I’ve spent the weekend so far responding to questionnaires and compiling information for my publishers, on everything from my favourite tipple to advice for aspiring writers, in preparation for the marketing blitz that is to come. The questions have for the most part been interesting and astute, and have made me think through my responses to a number of issues. Nowhere has my answer been more long-winded than when they asked what I thought of ebooks and online writing, and whether I’d ever done any myself. Clearly there are things I want to say on the subject, so here, in my primary online writing outlet, is what I think and what I hope.

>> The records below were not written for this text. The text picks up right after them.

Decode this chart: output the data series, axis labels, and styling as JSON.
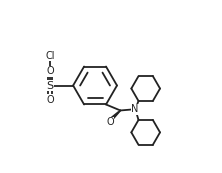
{
  "background_color": "#ffffff",
  "line_color": "#222222",
  "line_width": 1.3,
  "figsize": [
    2.22,
    1.73
  ],
  "dpi": 100,
  "text_color": "#222222",
  "font_size": 7.0,
  "xlim": [
    0,
    11
  ],
  "ylim": [
    0,
    8.5
  ]
}
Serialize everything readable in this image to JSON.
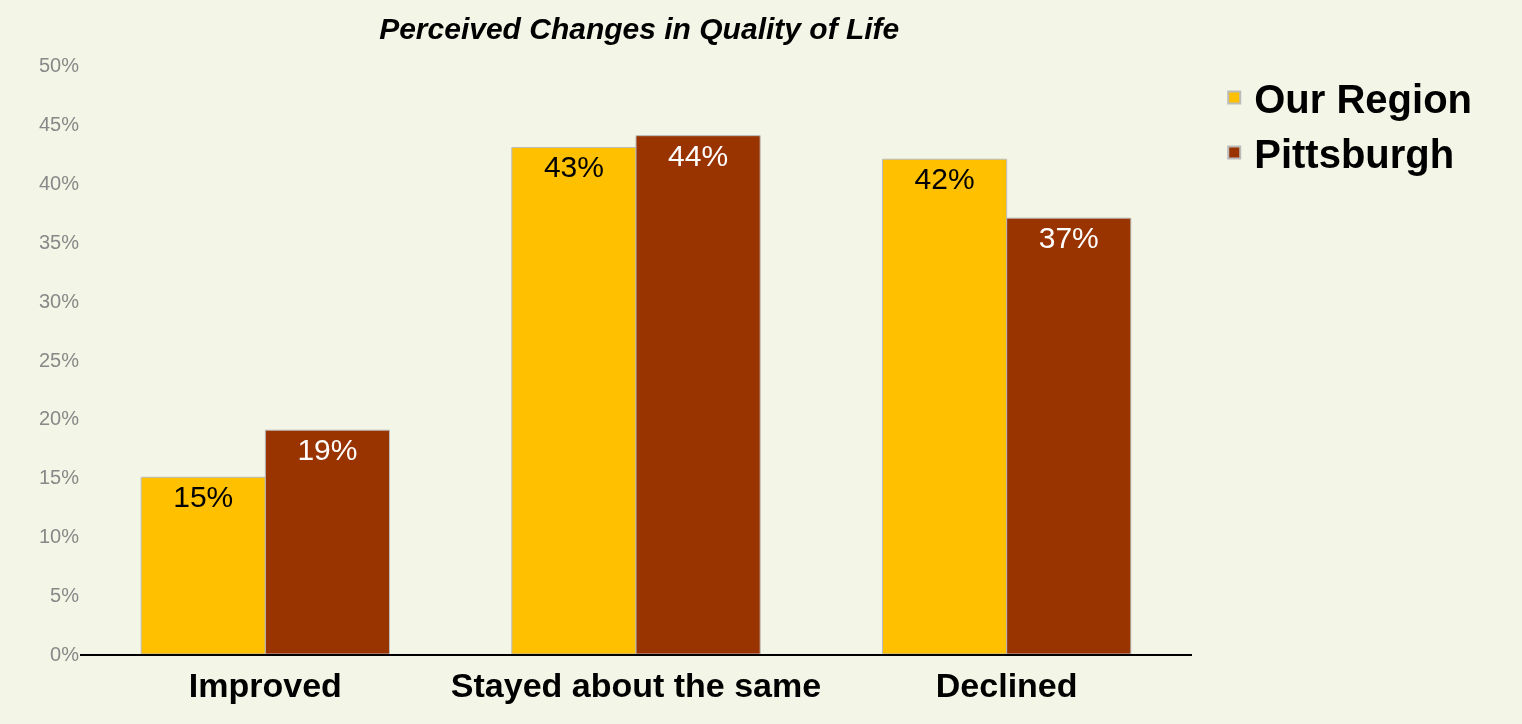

At the risk of offending the purists, I am not one of those who thinks ebooks are somehow a lesser entity to printed books. I don’t think digital publication is a passing fad, or something that will peak at 20-30% of the market while physical books continue to occupy the lion’s share for ever and ever. If you think about it, on an increasingly overcrowded and environmentally polluted and depleted planet it would be crazy if we kept on chopping down trees, in order to chemically process them into blocks of paper, which we then have to find space to store – at both ends of an energy-intensive distribution chain. In the future I’ve imagined for the ®Evolution trilogy anything printed on paper is by definition an antique, and that’s the one thing I’m pretty certain will really be true in another hundred years or so.

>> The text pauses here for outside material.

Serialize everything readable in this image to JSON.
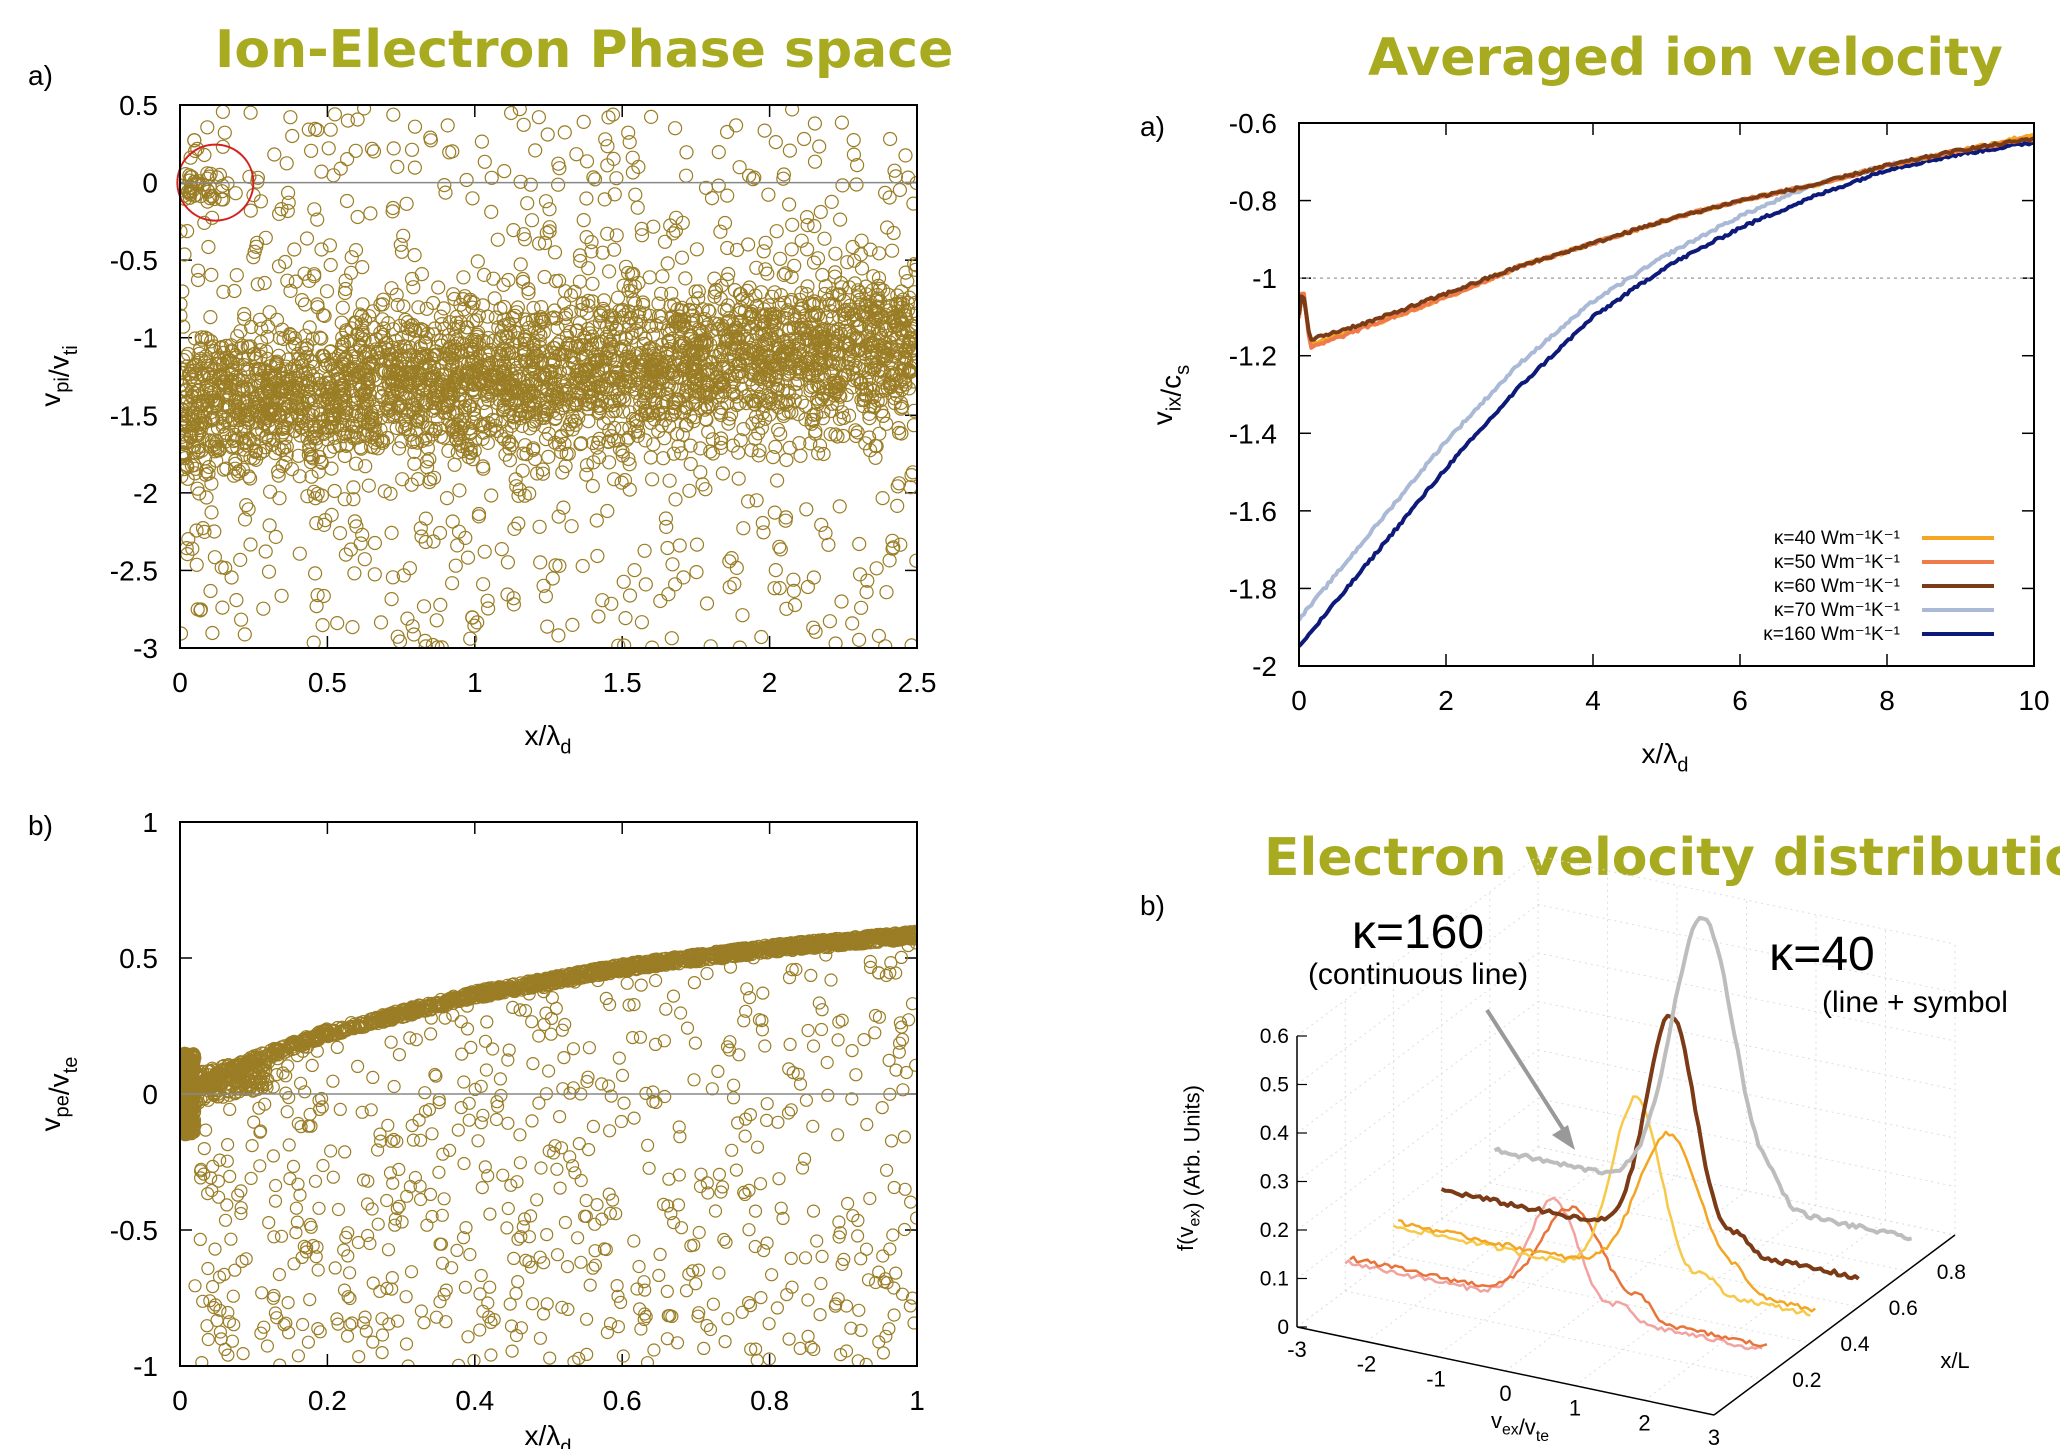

But we are still at the early stages of that transition, and another aspect of it is the explosion of writing which is taking place online. One of the very good things about this is that more people are writing; they are using the medium of written language to convey thoughts, feelings, experiences, ideas, interests, philosophies – and they are reaching a wider audience than would ever have been possible before the Internet era, creating new communities unbounded by geography or many of the other traditional parameters like class, race or educational attainment. We are seeing the emergence of a new form of social ecosystem based on written communication. I think this is hugely exciting.
The downside of course is that there is a lot of bad writing online – easy access and the circumvention of any editorial process means that quality has not kept pace with quantity. Digital self-publishing, for example, enables simply atrocious books to be published in overwhelming quantities. But in the long term I’m not too worried, because I think that this particular phenomenon is a fad that will run its course. I think the sheer scale and complexity of online content will throw up new models of curation, upon which we will come to rely to find the products and smaller networks – those social ecosystems – that suit us best. (And for what it’s worth, I don’t think the enduring curation mechanisms are going to be based on the ‘friend’ model which now predominates.)

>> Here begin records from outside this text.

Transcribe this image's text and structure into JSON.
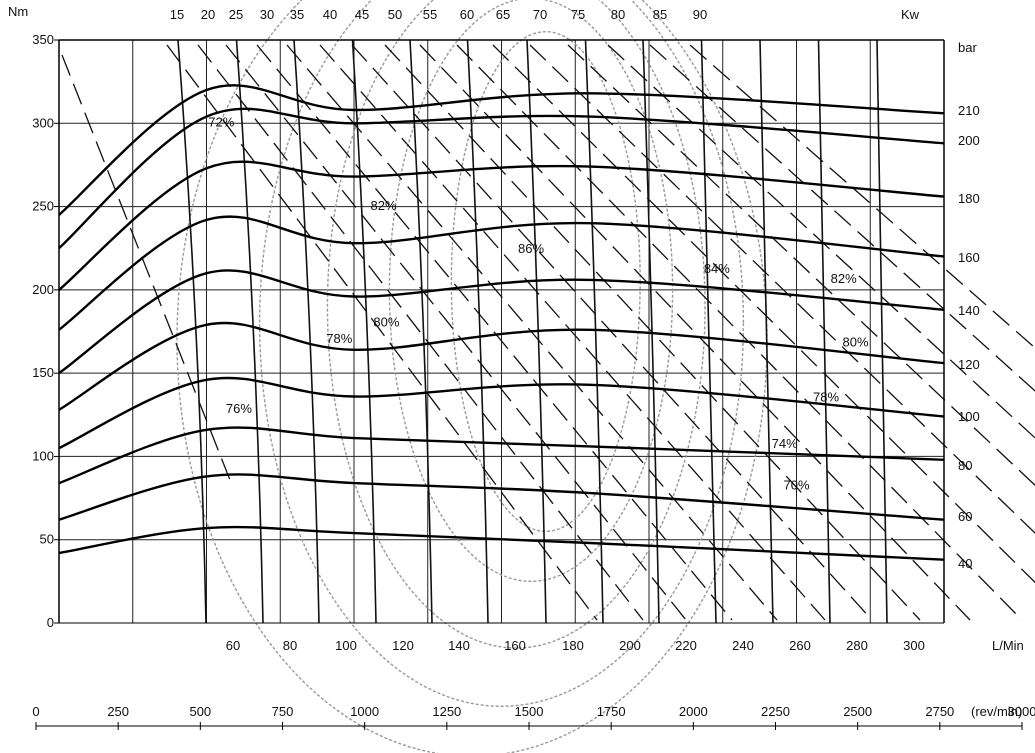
{
  "chart_data": {
    "type": "line",
    "title": "",
    "axes": {
      "left": {
        "label": "Nm",
        "ticks": [
          0,
          50,
          100,
          150,
          200,
          250,
          300,
          350
        ],
        "range": [
          0,
          350
        ]
      },
      "top": {
        "label": "Kw",
        "ticks": [
          15,
          20,
          25,
          30,
          35,
          40,
          45,
          50,
          55,
          60,
          65,
          70,
          75,
          80,
          85,
          90
        ]
      },
      "right": {
        "label": "bar",
        "ticks": [
          210,
          200,
          180,
          160,
          140,
          120,
          100,
          80,
          60,
          40
        ]
      },
      "bottom": {
        "label": "L/Min",
        "ticks": [
          60,
          80,
          100,
          120,
          140,
          160,
          180,
          200,
          220,
          240,
          260,
          280,
          300
        ]
      },
      "speed": {
        "label": "(rev/min)",
        "ticks": [
          0,
          250,
          500,
          750,
          1000,
          1250,
          1500,
          1750,
          2000,
          2250,
          2500,
          2750,
          3000
        ],
        "range": [
          0,
          3000
        ]
      }
    },
    "grid": true,
    "series": [
      {
        "name": "210",
        "values": [
          [
            0,
            245
          ],
          [
            500,
            320
          ],
          [
            1000,
            308
          ],
          [
            1800,
            318
          ],
          [
            3000,
            306
          ]
        ]
      },
      {
        "name": "200",
        "values": [
          [
            0,
            225
          ],
          [
            500,
            304
          ],
          [
            1000,
            300
          ],
          [
            1800,
            304
          ],
          [
            3000,
            288
          ]
        ]
      },
      {
        "name": "180",
        "values": [
          [
            0,
            200
          ],
          [
            500,
            273
          ],
          [
            1000,
            268
          ],
          [
            1800,
            274
          ],
          [
            3000,
            256
          ]
        ]
      },
      {
        "name": "160",
        "values": [
          [
            0,
            176
          ],
          [
            500,
            242
          ],
          [
            1000,
            228
          ],
          [
            1800,
            240
          ],
          [
            3000,
            220
          ]
        ]
      },
      {
        "name": "140",
        "values": [
          [
            0,
            150
          ],
          [
            500,
            210
          ],
          [
            1000,
            196
          ],
          [
            1800,
            206
          ],
          [
            3000,
            188
          ]
        ]
      },
      {
        "name": "120",
        "values": [
          [
            0,
            128
          ],
          [
            500,
            179
          ],
          [
            1000,
            164
          ],
          [
            1800,
            176
          ],
          [
            3000,
            156
          ]
        ]
      },
      {
        "name": "100",
        "values": [
          [
            0,
            105
          ],
          [
            500,
            146
          ],
          [
            1000,
            136
          ],
          [
            1800,
            143
          ],
          [
            3000,
            124
          ]
        ]
      },
      {
        "name": "80",
        "values": [
          [
            0,
            84
          ],
          [
            500,
            116
          ],
          [
            1000,
            111
          ],
          [
            1800,
            106
          ],
          [
            3000,
            98
          ]
        ]
      },
      {
        "name": "60",
        "values": [
          [
            0,
            62
          ],
          [
            500,
            88
          ],
          [
            1000,
            84
          ],
          [
            1800,
            78
          ],
          [
            3000,
            62
          ]
        ]
      },
      {
        "name": "40",
        "values": [
          [
            0,
            42
          ],
          [
            500,
            57
          ],
          [
            1000,
            54
          ],
          [
            1800,
            48
          ],
          [
            3000,
            38
          ]
        ]
      }
    ],
    "annotations": [
      {
        "text": "72%",
        "speed": 550,
        "torque": 298
      },
      {
        "text": "82%",
        "speed": 1100,
        "torque": 248
      },
      {
        "text": "86%",
        "speed": 1600,
        "torque": 222
      },
      {
        "text": "84%",
        "speed": 2230,
        "torque": 210
      },
      {
        "text": "82%",
        "speed": 2660,
        "torque": 204
      },
      {
        "text": "78%",
        "speed": 950,
        "torque": 168
      },
      {
        "text": "80%",
        "speed": 1110,
        "torque": 178
      },
      {
        "text": "80%",
        "speed": 2700,
        "torque": 166
      },
      {
        "text": "76%",
        "speed": 610,
        "torque": 126
      },
      {
        "text": "78%",
        "speed": 2600,
        "torque": 133
      },
      {
        "text": "74%",
        "speed": 2460,
        "torque": 105
      },
      {
        "text": "70%",
        "speed": 2500,
        "torque": 80
      }
    ]
  }
}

So what’s my contribution been to the primordial soup of online content? I dove in a couple of years ago by inventing an interactive, collaborative, creative writing exercise facilitator called Scriptopus. It’s essentially a game, in which visitors to the site can flip through a series of stories-in-progress, of which they can see only the last short section. Once they select the one they want to continue, they have to write the next section against the clock. Prior contributors to the same ‘story’ get an email to tell them it has been added to, and the new contributor can also email it to whoever they like, as well as post on their social media networks. After ten contributions the ‘story’ ends and everyone who’s participated gets an email with a link to the finished article. The fun of course is seeing how the initial idea gets transmuted as it passes from one writer to the next.
Scriptopus generates an astonishing range of brilliant, quirky, sometimes kinky ideas, and writing that ranges from sublimely beautiful to barely comprehensible. I don’t write on it myself much anymore, but I had to create a lot of the initial content so there would be enough ‘story starters’ for visitors to choose from. I still find it very useful when I am stuck and just not feeling very creative; fortunately that doesn’t happen too often. What it has and continues to do for me though – apart from helping me develop skill, confidence and expertise as a writer-entrepreneur – is develop my thinking around this idea of curation.
If I could afford it my next step would be to create tools that could sort the snippets of contributed prose both qualitatively and thematically, enabling like-minded and similarly-skilled writers to form tighter, better matched collaborations. What stories might come out of that?